Second, extortion deadlines have stopped being one-shot. The ShinyHunters move from a 6 May to 12 May deadline, staged as a re-compromise rather than as a missed countdown, is a small but interesting evolution. Incident-response playbooks built on the assumption of single-window leverage need to be updated to handle a posture in which the actor has demonstrably retained or re-acquired access during the negotiation window.
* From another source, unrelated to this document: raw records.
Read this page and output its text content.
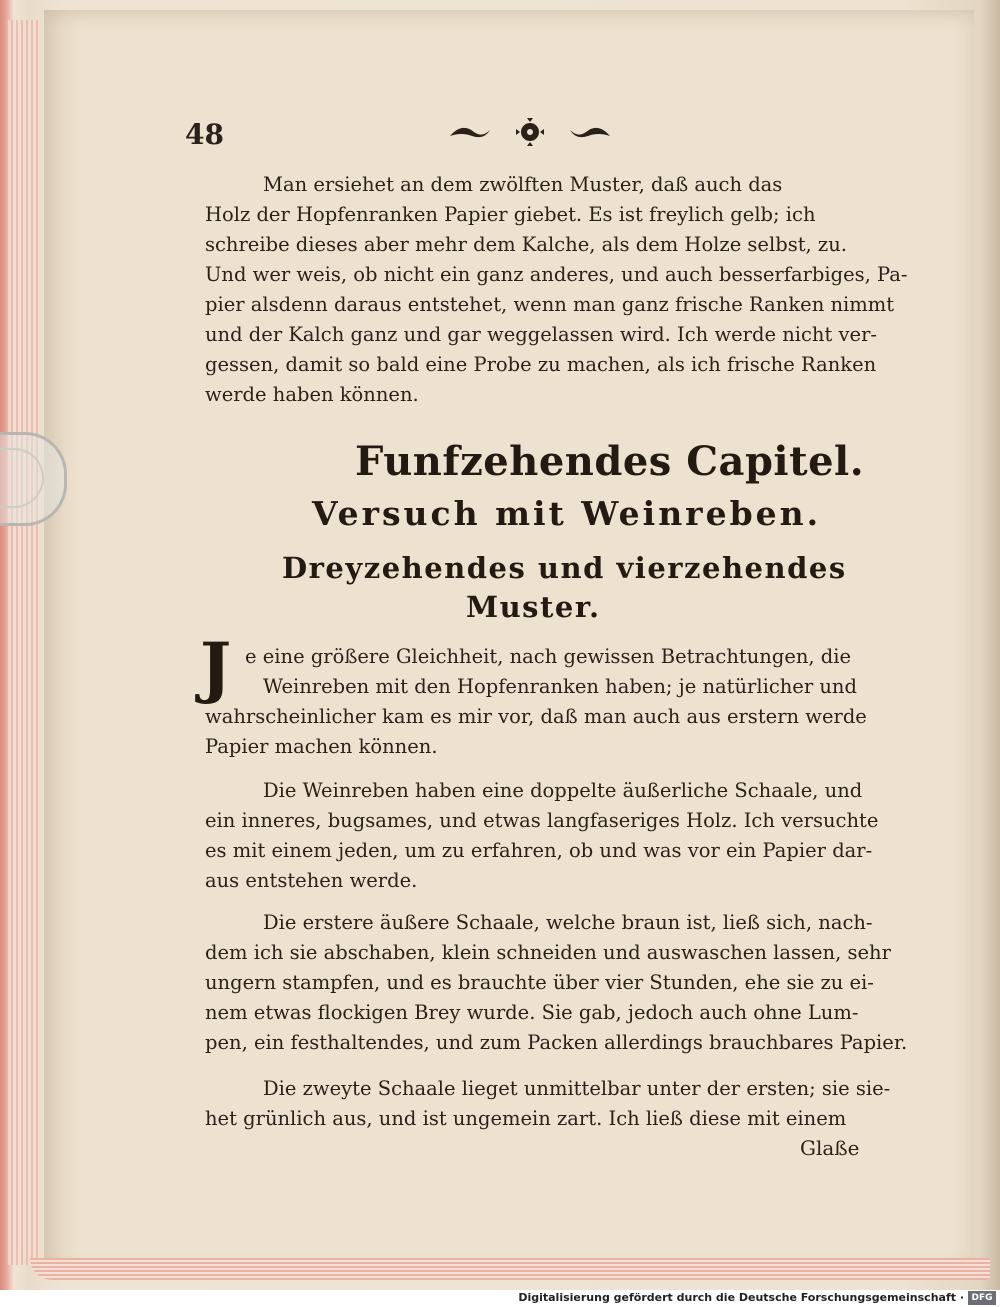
48
Man ersiehet an dem zwölften Muster, daß auch das
Holz der Hopfenranken Papier giebet. Es ist freylich gelb; ich
schreibe dieses aber mehr dem Kalche, als dem Holze selbst, zu.
Und wer weis, ob nicht ein ganz anderes, und auch besserfarbiges, Pa-
pier alsdenn daraus entstehet, wenn man ganz frische Ranken nimmt
und der Kalch ganz und gar weggelassen wird. Ich werde nicht ver-
gessen, damit so bald eine Probe zu machen, als ich frische Ranken
werde haben können.
Funfzehendes Capitel.
Versuch mit Weinreben.
Dreyzehendes und vierzehendes
Muster.
J e eine größere Gleichheit, nach gewissen Betrachtungen, die
Weinreben mit den Hopfenranken haben; je natürlicher und
wahrscheinlicher kam es mir vor, daß man auch aus erstern werde
Papier machen können.
Die Weinreben haben eine doppelte äußerliche Schaale, und
ein inneres, bugsames, und etwas langfaseriges Holz. Ich versuchte
es mit einem jeden, um zu erfahren, ob und was vor ein Papier dar-
aus entstehen werde.
Die erstere äußere Schaale, welche braun ist, ließ sich, nach-
dem ich sie abschaben, klein schneiden und auswaschen lassen, sehr
ungern stampfen, und es brauchte über vier Stunden, ehe sie zu ei-
nem etwas flockigen Brey wurde. Sie gab, jedoch auch ohne Lum-
pen, ein festhaltendes, und zum Packen allerdings brauchbares Papier.
Die zweyte Schaale lieget unmittelbar unter der ersten; sie sie-
het grünlich aus, und ist ungemein zart. Ich ließ diese mit einem
Glaße
Digitalisierung gefördert durch die Deutsche Forschungsgemeinschaft · DFG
That is a different decision tree, particularly around interim public communications.

Third, this is the second major education-sector SaaS compromise in a month — Instructure on 1 and 7 May, PowerSchool earlier in the cluster — both routed through the access layer rather than through the data itself. The trust boundary in this sector has moved. The data is centralised, the access layer is fragmented, and the access layer is what the attackers are working on.

For schools running Canvas this week, the operational picture is bleak — finals being held in environments where students cannot view their grades, contact their professors or submit work. For everyone running anything on a major SaaS estate, the broader picture is the bit worth keeping. The free tier you do not pay for is somebody else’s foothold into the platform you do.